I’ve had a couple people ask me about my thoughts on eliminative materialism, and the response I give the usually makes them do a double-take. It has just struck me that my musings on the question of Being provide a good background in which to lay out some of my thoughts on the matter. A disclaimer I will make up front is that although I am sympathetic to the project of eliminative materialism, I have next to no knowledge of the internal details of the Churchlands’ neurophilosophy. What I will be discussing here is that general thrust, with perhaps a few additional ideas thrown in.

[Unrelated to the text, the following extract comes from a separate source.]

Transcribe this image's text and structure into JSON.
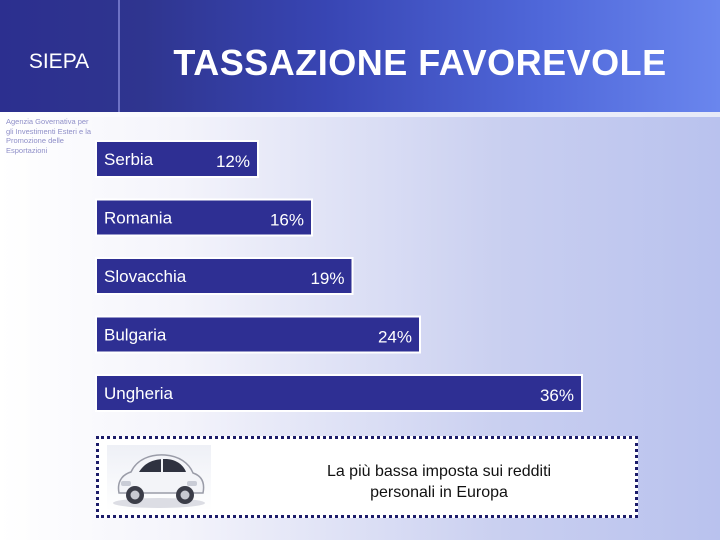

As a side note, I appologise to anyone who is waiting for the third part of my series on Deleuze and sufficient reason. It is coming, but I’ve had to rethink the order of explanation so I had to chuck what I had written for it.

1. Strange Bedfellows

I’m possibly the only person in the world who thinks that eliminative materialism and Brandomian anti-naturalism are good bedfellows. It makes more sense than you’d think. Brandomian anti-naturalism denies that the normative dimension can be reduced to the natural dimension. It provides excellent arguments why approaches like teleosemantics (which attempts to build a view of representational content out of biological functional norms) are doomed to failure. What most people see in this is the bestowing of some peculiar and special kind of Being on norms, one which would indeed be alien to eliminativism, but what I’ve been advocating is the idea that it does not, that indeed what it does is deny that norms have any Being at all. On the flip side, it also purifies nature of the normative entirely, including the teleological dimension that the teleosemanticists are appealing to.